In the end there was some betrayal, as vague and poignant as my pictures of her summer afternoons. Elaine went away, forgot, let time and distance grow like weeds between them. In my mother's voice there was a quiet finishing, a giving over of childhood. It was as if she had learned, simply and fully, of a shadowy end to all things. Sometimes the memory would light up in her years later, with longing on the cutting edge of joy; sometimes there was just the quiet relenquishing. In the flickering of her heart I found my first meaning of friends and time and the helplessness of love.

It was the deep blue hour on that late November night. I pictured fat, wet snowflakes swirling, Daddy and Grandma passing the night over cigarettes and coffee in a solitary cube of hospital light, waiting for my birth. I tried to see my future self, spent and triumphant, a child beside me, writing her name in the window frost. Would all the threads be broken? I wondered, did I have a daughter within? What story would I tell her?

And now, my darling grown-up daughters, I cannot tell you any stories, not today, not tonight. It seems I've told them all. You know it too, you used to laugh behind your hands when I launched into the 37th rerun. I've been a good mom and a bad mom; I've been a passionate mom. I've been angry and self-centered and stressed and not present. I've also baked cakes and cooled fevers and cried with joy when you danced and watched you while you slept. You are everything I always dreamed of - smart, talented, independent, brave. You are my daughters. And you are not mine, but yours - your own selves. I have to let go. I can't go with you through the twisting ways. I can only tell you, when you love, keep loving. And when a love moves on, keep the garden ready. Turn the earth and plant the seeds. Remember. Love comes again and again. And when you come through that second mysterious tunnel I hear so much about, when you emerge into full womanhood and might consider liking me again, I'll be here and I'll be so glad. My eldest Hilary counsels me to be gracious. I see colors swirl as she emerges from the wormhole.

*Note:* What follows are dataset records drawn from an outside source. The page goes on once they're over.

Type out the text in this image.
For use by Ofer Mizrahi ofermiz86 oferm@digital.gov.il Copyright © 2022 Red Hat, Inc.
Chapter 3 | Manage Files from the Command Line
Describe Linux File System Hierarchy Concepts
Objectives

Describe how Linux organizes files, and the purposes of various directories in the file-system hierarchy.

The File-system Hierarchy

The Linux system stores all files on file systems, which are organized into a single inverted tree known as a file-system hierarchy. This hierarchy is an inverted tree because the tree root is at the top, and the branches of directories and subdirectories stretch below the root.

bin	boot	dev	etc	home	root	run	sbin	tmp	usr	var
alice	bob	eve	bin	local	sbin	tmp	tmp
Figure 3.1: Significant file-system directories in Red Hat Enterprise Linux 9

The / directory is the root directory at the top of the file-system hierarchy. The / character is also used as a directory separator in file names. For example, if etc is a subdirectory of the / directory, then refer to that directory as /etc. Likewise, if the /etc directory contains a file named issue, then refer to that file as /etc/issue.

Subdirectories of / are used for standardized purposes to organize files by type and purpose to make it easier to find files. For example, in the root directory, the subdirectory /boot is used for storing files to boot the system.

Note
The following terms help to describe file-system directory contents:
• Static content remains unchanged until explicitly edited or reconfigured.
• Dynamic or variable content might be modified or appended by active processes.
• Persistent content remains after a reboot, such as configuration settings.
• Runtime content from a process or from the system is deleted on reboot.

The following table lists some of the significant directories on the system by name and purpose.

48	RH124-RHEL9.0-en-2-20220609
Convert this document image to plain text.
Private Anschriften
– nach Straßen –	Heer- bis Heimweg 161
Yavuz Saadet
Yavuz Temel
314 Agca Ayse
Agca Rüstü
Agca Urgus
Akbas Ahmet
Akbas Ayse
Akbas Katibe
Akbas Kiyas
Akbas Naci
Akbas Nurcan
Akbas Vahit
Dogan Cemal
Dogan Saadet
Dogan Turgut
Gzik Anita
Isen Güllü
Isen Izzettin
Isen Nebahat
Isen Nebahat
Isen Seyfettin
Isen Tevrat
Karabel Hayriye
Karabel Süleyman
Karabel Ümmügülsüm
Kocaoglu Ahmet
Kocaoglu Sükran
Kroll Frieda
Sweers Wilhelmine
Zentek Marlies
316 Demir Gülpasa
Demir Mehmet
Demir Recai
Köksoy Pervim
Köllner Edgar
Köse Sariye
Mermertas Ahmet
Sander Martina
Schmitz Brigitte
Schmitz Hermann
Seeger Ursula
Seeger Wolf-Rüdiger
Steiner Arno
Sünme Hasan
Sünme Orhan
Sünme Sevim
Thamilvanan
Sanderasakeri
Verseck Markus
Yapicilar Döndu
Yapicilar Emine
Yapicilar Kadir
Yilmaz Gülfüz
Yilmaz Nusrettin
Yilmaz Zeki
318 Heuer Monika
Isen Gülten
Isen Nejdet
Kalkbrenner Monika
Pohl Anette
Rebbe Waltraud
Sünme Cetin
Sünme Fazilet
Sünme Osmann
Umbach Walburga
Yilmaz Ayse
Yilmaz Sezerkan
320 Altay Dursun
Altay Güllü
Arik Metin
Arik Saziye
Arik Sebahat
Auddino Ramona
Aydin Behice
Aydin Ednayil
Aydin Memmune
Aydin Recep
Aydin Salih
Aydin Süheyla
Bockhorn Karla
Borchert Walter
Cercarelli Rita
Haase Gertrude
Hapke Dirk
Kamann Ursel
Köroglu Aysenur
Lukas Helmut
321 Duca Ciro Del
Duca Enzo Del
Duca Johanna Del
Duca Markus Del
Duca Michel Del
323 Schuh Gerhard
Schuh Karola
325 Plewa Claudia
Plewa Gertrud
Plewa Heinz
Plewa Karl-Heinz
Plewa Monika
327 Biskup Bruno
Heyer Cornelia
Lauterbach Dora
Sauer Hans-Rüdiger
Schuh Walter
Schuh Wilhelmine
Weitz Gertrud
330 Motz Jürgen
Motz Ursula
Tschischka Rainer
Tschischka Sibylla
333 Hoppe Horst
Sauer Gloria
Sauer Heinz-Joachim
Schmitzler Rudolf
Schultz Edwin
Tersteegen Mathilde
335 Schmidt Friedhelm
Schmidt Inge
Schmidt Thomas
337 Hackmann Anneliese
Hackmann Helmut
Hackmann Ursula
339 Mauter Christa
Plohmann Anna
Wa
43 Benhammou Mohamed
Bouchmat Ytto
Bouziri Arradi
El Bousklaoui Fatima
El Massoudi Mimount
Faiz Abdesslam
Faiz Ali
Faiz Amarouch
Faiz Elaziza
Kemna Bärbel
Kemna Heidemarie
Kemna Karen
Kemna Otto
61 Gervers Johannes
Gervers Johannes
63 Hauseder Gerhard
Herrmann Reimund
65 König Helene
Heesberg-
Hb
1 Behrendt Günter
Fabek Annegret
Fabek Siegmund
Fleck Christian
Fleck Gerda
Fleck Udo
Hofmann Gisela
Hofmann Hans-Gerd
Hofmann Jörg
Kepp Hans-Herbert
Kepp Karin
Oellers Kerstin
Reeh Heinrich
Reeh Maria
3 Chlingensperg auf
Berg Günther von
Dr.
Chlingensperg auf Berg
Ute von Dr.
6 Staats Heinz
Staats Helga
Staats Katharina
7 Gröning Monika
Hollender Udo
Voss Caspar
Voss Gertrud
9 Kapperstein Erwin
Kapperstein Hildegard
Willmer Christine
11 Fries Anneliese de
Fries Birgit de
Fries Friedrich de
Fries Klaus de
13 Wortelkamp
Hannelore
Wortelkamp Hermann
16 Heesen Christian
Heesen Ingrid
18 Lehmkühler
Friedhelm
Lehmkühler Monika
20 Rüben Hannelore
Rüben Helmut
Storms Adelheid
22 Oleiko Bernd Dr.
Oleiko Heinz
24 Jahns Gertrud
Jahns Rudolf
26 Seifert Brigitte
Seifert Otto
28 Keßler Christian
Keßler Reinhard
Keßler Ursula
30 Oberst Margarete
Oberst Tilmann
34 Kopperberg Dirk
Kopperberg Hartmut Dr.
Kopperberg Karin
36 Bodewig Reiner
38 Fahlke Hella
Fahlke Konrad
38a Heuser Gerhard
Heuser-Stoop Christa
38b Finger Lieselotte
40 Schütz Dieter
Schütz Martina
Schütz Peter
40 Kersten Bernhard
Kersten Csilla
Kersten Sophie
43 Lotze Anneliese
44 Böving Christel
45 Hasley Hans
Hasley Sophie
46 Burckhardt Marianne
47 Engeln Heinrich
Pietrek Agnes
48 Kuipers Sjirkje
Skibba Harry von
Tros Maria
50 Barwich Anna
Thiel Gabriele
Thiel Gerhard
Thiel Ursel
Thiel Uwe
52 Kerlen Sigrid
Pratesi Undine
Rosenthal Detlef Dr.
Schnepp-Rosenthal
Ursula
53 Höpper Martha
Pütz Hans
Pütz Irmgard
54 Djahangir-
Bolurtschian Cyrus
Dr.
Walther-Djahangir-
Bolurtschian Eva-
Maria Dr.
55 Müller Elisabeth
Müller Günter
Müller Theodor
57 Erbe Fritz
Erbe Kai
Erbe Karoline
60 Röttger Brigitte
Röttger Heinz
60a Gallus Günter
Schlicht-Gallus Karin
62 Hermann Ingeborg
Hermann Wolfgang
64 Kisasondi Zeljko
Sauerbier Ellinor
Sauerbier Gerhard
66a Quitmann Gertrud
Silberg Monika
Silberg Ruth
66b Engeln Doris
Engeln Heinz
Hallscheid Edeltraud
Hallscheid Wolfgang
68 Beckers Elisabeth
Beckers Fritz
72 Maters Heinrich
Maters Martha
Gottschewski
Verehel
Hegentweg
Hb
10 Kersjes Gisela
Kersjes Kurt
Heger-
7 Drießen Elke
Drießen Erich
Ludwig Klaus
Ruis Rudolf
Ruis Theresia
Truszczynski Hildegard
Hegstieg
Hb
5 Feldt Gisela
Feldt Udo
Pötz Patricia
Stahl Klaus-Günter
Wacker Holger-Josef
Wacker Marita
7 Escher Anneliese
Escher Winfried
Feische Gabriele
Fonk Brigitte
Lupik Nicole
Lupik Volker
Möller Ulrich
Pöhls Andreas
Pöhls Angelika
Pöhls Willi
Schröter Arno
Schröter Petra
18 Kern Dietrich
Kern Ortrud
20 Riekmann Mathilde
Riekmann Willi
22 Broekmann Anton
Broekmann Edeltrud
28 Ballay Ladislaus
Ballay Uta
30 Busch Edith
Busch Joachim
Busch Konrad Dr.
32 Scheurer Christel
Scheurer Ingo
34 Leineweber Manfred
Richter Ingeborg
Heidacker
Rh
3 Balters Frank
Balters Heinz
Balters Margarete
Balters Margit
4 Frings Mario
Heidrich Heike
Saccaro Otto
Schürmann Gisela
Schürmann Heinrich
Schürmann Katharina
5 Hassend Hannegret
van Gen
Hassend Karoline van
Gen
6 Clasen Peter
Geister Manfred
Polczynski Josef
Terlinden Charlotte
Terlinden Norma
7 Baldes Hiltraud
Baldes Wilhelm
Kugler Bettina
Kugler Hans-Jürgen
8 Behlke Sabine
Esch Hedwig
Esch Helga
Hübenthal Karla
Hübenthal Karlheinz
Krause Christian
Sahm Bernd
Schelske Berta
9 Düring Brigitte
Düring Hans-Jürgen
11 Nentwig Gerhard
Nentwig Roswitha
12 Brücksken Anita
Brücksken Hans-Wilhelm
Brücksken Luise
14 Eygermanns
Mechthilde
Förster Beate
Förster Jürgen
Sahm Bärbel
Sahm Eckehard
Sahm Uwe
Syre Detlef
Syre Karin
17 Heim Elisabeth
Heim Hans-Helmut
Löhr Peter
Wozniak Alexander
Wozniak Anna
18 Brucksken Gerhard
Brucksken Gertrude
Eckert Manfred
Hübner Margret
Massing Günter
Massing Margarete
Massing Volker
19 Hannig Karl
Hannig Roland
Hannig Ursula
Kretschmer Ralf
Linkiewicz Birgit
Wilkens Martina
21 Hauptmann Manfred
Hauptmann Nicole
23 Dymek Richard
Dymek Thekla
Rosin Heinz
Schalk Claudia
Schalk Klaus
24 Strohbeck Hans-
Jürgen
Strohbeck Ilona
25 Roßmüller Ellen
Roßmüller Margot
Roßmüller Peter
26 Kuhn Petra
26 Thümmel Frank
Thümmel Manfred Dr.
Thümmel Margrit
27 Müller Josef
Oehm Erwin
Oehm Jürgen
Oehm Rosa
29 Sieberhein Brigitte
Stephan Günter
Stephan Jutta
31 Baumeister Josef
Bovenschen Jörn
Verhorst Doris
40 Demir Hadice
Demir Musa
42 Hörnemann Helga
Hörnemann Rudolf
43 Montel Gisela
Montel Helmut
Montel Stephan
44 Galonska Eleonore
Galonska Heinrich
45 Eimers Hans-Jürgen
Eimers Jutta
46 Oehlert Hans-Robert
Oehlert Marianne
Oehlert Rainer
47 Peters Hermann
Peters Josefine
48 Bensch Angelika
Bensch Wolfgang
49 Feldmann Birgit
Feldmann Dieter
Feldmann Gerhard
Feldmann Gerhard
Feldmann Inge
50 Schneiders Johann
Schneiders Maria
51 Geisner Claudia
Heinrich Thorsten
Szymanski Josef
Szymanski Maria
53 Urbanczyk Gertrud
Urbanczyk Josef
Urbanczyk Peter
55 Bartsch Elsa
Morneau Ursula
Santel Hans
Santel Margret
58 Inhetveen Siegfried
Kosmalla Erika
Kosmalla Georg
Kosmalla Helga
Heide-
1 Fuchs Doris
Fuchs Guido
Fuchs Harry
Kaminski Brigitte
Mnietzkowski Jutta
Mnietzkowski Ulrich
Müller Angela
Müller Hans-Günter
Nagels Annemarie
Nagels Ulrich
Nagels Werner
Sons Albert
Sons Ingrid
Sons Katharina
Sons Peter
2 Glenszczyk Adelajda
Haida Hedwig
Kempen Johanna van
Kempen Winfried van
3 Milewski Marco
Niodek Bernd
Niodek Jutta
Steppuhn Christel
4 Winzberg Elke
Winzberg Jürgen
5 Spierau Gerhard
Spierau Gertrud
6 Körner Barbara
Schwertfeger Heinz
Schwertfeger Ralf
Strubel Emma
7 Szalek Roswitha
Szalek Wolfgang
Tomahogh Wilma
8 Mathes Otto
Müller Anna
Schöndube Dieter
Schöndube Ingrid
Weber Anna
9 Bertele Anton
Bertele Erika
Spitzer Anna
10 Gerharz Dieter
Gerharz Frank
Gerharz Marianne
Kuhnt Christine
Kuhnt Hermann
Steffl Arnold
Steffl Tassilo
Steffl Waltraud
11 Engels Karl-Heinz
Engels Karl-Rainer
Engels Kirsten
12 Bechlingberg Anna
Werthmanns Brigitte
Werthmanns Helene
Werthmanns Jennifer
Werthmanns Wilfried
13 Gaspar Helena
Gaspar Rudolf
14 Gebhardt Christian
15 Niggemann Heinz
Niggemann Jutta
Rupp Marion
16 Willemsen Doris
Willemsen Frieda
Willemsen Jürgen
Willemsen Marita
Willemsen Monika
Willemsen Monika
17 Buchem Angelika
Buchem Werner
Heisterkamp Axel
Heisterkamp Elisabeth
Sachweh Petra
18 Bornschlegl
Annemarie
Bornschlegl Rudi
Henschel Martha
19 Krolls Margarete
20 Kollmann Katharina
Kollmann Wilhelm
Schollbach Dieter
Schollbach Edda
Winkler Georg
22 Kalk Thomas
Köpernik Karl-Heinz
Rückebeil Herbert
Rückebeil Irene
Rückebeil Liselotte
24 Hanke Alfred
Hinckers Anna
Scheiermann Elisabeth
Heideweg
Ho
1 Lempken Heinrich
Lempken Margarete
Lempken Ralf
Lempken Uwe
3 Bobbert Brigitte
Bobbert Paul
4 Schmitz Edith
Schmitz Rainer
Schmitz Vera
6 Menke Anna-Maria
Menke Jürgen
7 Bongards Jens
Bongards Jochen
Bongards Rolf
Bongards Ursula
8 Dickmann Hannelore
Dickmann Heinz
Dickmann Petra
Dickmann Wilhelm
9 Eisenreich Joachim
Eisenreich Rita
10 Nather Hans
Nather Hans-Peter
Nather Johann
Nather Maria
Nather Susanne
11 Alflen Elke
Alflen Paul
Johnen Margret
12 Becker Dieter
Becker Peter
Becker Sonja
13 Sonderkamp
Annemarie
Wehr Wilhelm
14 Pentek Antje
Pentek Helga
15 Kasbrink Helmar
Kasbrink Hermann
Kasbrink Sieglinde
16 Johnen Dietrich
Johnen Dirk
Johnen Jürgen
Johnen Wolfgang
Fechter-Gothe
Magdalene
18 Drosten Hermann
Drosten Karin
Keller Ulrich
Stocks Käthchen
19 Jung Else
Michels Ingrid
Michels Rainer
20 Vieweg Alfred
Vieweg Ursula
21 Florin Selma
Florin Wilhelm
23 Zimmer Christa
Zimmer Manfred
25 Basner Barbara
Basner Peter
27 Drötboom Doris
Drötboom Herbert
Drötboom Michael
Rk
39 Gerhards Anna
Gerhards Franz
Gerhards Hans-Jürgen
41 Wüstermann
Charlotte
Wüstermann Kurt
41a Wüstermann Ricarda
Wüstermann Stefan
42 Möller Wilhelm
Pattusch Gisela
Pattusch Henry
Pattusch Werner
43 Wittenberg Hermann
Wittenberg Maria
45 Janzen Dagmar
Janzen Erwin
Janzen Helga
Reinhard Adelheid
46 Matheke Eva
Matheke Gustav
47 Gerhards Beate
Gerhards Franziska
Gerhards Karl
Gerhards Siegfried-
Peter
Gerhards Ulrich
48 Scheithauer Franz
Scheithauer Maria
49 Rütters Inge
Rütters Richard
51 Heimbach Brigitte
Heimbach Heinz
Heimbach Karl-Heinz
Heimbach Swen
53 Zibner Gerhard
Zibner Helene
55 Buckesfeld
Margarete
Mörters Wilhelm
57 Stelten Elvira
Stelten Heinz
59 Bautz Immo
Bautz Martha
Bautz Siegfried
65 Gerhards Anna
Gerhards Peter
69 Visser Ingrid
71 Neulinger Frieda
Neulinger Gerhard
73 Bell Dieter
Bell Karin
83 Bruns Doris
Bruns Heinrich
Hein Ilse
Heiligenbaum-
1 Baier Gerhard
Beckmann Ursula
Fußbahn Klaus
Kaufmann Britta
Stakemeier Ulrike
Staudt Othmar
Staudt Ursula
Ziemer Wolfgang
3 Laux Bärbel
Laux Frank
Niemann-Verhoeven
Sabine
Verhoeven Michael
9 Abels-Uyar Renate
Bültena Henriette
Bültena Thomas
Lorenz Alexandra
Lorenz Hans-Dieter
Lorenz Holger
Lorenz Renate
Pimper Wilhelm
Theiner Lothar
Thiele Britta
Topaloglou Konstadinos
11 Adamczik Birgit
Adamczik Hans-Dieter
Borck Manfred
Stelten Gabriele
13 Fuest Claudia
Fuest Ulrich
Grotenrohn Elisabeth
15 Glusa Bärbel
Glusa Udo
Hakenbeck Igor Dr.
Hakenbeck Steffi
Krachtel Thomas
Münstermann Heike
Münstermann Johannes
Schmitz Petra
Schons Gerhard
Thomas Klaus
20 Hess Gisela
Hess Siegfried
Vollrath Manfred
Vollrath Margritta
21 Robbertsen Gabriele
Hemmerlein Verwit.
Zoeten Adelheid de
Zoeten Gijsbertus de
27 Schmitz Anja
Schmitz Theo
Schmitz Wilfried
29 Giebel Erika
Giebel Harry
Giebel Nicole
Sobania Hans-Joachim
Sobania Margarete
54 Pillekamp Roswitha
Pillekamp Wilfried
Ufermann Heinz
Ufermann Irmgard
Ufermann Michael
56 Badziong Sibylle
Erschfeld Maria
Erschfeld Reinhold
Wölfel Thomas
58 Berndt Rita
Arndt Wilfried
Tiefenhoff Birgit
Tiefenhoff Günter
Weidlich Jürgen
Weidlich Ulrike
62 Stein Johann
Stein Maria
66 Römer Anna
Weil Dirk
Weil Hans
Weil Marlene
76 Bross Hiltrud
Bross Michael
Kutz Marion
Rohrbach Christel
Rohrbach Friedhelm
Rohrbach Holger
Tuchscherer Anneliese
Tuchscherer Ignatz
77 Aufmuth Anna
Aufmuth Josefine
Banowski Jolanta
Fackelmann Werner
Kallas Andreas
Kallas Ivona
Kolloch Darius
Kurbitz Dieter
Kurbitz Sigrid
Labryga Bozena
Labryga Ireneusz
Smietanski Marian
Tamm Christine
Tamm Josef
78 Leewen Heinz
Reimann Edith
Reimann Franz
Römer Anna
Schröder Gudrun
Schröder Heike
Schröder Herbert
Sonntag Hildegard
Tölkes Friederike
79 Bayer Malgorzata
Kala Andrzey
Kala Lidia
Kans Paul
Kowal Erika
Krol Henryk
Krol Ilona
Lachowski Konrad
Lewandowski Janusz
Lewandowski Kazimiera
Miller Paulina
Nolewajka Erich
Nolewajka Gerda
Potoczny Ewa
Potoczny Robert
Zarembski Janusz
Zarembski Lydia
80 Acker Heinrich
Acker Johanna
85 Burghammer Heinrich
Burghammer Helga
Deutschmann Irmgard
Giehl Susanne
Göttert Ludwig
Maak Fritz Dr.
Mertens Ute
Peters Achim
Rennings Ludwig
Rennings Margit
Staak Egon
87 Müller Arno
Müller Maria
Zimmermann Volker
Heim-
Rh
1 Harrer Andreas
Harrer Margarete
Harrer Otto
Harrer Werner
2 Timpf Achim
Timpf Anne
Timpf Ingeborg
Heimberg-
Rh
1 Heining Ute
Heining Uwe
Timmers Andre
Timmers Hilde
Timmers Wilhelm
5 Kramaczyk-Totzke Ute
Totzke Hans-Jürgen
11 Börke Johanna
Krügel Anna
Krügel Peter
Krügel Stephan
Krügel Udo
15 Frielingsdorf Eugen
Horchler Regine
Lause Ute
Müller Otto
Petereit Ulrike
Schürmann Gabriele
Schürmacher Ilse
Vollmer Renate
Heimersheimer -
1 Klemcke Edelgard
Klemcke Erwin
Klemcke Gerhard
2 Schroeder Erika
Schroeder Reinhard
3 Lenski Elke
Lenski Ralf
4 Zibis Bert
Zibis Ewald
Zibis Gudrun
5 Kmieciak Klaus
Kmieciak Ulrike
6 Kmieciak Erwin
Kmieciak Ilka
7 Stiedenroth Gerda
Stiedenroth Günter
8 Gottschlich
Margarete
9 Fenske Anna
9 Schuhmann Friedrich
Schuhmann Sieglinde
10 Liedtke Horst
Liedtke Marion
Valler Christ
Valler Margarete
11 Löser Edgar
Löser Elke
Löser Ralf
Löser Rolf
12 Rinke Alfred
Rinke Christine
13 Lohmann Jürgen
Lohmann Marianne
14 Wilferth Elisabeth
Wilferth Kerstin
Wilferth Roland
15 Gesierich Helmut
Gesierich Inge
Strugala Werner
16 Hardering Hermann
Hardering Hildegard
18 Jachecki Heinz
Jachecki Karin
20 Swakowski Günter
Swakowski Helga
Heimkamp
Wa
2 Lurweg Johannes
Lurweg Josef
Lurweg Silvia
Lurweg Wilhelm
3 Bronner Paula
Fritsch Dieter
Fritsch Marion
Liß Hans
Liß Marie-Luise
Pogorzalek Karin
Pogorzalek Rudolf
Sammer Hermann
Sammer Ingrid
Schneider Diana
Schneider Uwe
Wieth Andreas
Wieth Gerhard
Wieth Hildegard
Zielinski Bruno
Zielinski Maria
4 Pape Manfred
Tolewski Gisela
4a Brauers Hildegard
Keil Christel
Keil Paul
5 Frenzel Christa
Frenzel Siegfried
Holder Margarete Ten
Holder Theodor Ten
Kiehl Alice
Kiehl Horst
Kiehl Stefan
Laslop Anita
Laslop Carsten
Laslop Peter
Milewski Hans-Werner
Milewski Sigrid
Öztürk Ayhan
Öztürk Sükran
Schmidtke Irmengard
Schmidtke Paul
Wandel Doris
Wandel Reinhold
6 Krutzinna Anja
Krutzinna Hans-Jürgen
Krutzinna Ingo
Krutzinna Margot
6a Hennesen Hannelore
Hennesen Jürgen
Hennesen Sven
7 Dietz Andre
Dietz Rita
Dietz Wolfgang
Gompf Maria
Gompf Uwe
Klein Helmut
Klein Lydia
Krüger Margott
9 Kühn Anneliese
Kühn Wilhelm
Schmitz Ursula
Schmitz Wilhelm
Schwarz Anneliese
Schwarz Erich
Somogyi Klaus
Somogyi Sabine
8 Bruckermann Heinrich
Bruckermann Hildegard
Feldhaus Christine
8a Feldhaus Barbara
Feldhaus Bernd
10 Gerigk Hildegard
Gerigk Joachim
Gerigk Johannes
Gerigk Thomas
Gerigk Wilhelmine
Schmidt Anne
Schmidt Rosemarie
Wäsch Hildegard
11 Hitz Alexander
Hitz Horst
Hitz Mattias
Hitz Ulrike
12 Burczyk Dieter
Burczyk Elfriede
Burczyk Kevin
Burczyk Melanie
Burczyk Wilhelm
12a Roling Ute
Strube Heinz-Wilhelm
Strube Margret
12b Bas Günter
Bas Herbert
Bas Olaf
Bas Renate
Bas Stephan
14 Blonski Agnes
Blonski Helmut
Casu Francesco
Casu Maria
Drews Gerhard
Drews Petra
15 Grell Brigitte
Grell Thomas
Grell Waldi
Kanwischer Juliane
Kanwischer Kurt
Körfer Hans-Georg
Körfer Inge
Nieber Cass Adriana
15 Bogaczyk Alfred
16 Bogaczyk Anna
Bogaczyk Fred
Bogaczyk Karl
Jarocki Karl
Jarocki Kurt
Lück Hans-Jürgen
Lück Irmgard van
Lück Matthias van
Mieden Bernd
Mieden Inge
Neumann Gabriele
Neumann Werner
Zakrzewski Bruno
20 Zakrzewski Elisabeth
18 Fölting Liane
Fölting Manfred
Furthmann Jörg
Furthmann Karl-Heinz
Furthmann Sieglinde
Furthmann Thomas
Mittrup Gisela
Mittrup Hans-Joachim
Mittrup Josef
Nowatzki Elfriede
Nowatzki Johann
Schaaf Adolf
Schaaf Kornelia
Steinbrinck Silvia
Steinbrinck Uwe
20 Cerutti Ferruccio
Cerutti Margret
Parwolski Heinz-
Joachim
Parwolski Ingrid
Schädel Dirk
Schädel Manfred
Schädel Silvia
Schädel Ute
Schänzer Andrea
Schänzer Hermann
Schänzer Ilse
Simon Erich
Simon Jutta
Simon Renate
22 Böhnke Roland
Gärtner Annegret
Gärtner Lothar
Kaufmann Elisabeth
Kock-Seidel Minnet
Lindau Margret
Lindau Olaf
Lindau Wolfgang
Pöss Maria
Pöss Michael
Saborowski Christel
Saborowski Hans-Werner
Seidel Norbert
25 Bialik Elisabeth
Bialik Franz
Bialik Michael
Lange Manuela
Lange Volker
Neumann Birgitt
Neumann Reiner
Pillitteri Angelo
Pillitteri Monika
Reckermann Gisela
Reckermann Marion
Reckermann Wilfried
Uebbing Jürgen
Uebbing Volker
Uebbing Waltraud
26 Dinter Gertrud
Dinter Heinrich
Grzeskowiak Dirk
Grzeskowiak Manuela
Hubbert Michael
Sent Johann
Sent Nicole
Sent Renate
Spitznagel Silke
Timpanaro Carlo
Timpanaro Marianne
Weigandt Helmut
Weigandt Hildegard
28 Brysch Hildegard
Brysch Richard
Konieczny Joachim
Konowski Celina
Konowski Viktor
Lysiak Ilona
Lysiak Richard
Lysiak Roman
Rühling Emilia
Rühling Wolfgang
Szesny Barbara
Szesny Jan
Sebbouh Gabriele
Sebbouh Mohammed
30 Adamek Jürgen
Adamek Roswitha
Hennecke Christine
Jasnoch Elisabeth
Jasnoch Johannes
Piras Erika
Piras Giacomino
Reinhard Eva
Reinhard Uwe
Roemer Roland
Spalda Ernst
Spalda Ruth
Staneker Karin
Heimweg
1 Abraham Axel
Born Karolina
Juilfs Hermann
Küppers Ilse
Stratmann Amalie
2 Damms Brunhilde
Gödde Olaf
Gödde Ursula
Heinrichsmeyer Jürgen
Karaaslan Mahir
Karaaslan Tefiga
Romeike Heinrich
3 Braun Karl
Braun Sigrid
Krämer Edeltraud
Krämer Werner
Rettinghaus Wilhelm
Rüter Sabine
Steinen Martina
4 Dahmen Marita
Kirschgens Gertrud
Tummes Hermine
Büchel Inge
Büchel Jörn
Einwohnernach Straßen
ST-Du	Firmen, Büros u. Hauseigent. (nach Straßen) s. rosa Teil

Love is like a light. It illuminates particulars - a curving branch, a smooth little hand, a bend in the creek, sparkles on the snow, a young woman dancing. Love is everywhere, surrounding, mangifying, making things visible to the heart. It lives inside us and around us and it makes everything shine.

I love you, young women, Hilary, Brooke, Suzanne, Elaine, Kari, Catherine, Leslie. I love you, mature women, Barbara, Lillian, Carmel. I love you old women who are gone, Rosemary and Helen and Augusta, and old women I never knew who were the mothers of my mothers. I love you, friends of the heart - Lucinda, Candace, Linda, Chris, Vicki, Barbara, Louise, Sally, Abbe, Kristee, Meg, Amee, all of you, all of you, and your mothers too. Happy mother's day to us all.